One of the women, presumably the leader of the colony, helped organize and control the excited crowd waiting eagerly for us to distribute the supplies. We were afraid that there would be a rush and commotion, but nothing of that sort occurred. In an orderly way, the women took with them what we could give, gently expressing with their smiles the joy they felt.
Soon after, another trip was organized. This time we asked that only those mothers with babies come to us, as we had gathered baby clothes, cribs and dolls from the school storage. Some pregnant women also joined the mothers who carried their babies with them on their hips.
Shanti Bhavan prepared a small plot of land to cultivate vegetables exclusively for Ejipura residents. Pumpkins and carrots were planted, and in two months or so, a bumper crop was harvested. In subsequent plantings, potatoes and other vegetables were added to the crop. We were excited to take loads of produce for distribution.
Shanti Bhavan kitchen staff packed proper combinations of spices in small plastic bags, along with vegetable oil, to be given to each of the dwellings in required quantity for a meal preparation. We were very happy to hear the women tell us in subsequent visits that they had really enjoyed the meals cooked with the spices we provided.

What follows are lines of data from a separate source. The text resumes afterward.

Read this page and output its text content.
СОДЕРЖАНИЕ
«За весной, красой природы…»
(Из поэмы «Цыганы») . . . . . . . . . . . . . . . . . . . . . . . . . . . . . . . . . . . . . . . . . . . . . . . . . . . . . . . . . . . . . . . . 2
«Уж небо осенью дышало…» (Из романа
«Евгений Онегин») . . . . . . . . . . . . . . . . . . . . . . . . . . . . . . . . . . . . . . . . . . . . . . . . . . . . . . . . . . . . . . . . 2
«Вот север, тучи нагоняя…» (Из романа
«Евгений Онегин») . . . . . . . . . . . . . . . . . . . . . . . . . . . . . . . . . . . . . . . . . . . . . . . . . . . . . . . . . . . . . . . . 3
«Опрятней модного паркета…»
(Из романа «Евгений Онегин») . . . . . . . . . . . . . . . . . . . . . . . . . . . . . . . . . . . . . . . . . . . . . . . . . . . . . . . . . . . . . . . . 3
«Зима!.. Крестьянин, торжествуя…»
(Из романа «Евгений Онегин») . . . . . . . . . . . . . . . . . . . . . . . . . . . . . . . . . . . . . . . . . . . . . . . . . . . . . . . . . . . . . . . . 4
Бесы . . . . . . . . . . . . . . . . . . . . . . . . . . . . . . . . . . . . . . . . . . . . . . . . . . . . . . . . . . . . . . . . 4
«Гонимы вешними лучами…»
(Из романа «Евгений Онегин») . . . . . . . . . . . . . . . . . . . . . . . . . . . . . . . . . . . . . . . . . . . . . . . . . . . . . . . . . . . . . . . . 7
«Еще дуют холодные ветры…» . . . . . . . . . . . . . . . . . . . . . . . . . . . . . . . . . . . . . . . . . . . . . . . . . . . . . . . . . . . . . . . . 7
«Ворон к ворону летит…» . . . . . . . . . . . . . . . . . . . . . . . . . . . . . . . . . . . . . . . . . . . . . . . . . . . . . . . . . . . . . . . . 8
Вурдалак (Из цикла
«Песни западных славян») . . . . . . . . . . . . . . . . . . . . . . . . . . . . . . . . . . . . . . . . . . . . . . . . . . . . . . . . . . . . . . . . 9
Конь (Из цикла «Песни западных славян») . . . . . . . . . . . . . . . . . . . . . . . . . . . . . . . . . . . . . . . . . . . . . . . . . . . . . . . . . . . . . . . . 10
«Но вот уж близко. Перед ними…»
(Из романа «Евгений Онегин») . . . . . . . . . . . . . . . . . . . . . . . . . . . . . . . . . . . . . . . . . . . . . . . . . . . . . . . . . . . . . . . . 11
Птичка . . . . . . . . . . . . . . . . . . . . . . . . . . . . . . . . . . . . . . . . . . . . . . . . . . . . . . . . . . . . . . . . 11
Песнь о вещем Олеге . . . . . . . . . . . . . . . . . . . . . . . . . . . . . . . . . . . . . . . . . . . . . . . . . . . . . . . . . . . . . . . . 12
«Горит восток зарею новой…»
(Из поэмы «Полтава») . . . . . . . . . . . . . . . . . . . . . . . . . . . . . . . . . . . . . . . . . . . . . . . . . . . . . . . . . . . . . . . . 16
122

As the winter approached, the priority shifted to woolen knitting for babies, scarf, sweaters and blankets. Once again, the staff of Shanti Bhavan searched through all we had in our stores and dorms, and put together another supply of material. Our juniors back at Shanti Bhavan were asked to come up with ideas for what we could provide for Ejipura. In no time, many suggestions poured in: candles made inside clay pots, repaired soccer balls and used tennis balls, scrap paper and crayons, toys and indoor games, and brooms made from coconut leaves. There is no doubt that Ejipura is ours, and we will find ways to make life a little easier and enjoyable for our newfound friends.

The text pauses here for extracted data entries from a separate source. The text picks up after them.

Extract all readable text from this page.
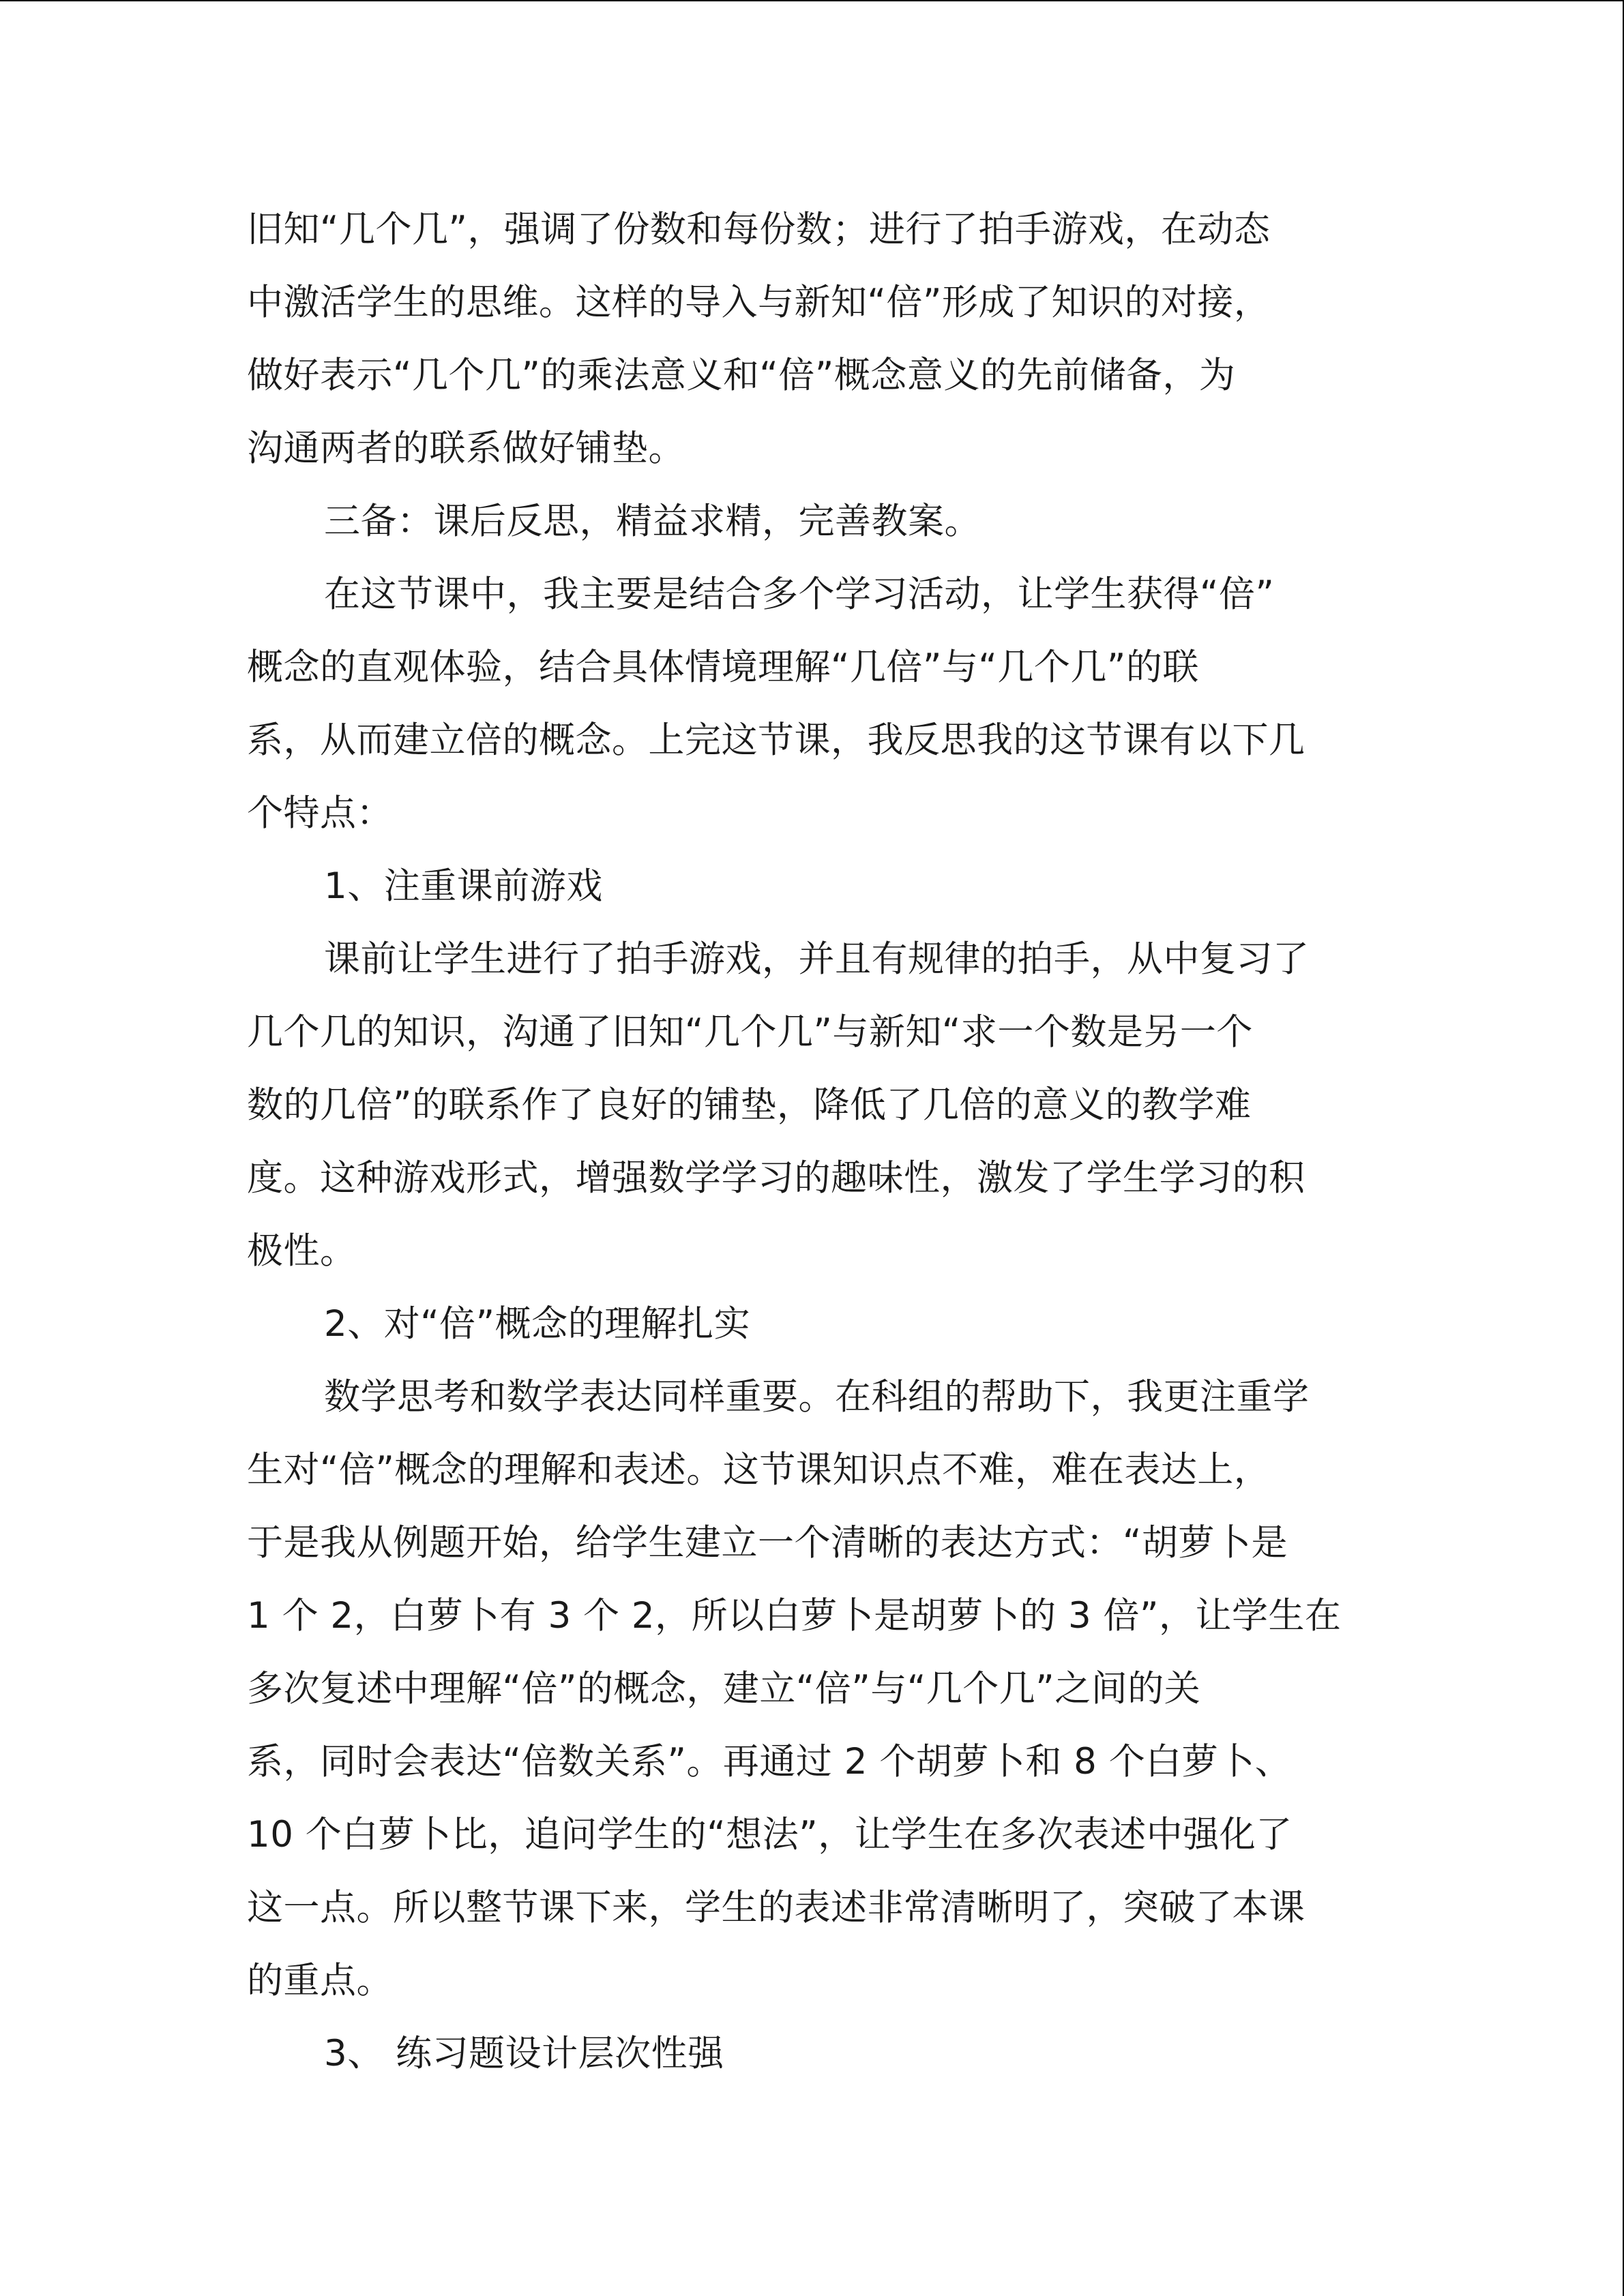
旧知“几个几”，强调了份数和每份数；进行了拍手游戏，在动态
中激活学生的思维。这样的导入与新知“倍”形成了知识的对接，
做好表示“几个几”的乘法意义和“倍”概念意义的先前储备，为
沟通两者的联系做好铺垫。
三备：课后反思，精益求精，完善教案。
在这节课中，我主要是结合多个学习活动，让学生获得“倍”
概念的直观体验，结合具体情境理解“几倍”与“几个几”的联
系，从而建立倍的概念。上完这节课，我反思我的这节课有以下几
个特点：
1、注重课前游戏
课前让学生进行了拍手游戏，并且有规律的拍手，从中复习了
几个几的知识，沟通了旧知“几个几”与新知“求一个数是另一个
数的几倍”的联系作了良好的铺垫，降低了几倍的意义的教学难
度。这种游戏形式，增强数学学习的趣味性，激发了学生学习的积
极性。
2、对“倍”概念的理解扎实
数学思考和数学表达同样重要。在科组的帮助下，我更注重学
生对“倍”概念的理解和表述。这节课知识点不难，难在表达上，
于是我从例题开始，给学生建立一个清晰的表达方式：“胡萝卜是
1 个 2，白萝卜有 3 个 2，所以白萝卜是胡萝卜的 3 倍”，让学生在
多次复述中理解“倍”的概念，建立“倍”与“几个几”之间的关
系，同时会表达“倍数关系”。再通过 2 个胡萝卜和 8 个白萝卜、
10 个白萝卜比，追问学生的“想法”，让学生在多次表述中强化了
这一点。所以整节课下来，学生的表述非常清晰明了，突破了本课
的重点。
3、 练习题设计层次性强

There will be many more cold winter nights and hot summer days for the slum dwellers of Ejipura. It is hard to know when their lives would turn for the better. On our part, we are trying to indentify four-year-old children from Ejipura for admission to Shanti Bhavan. Like me, one day those selected children will also have the capacity to transform the lives of their families and others. Until then, the children of Shanti Bhavan will take pumpkins for them and watch the smiles on their faces.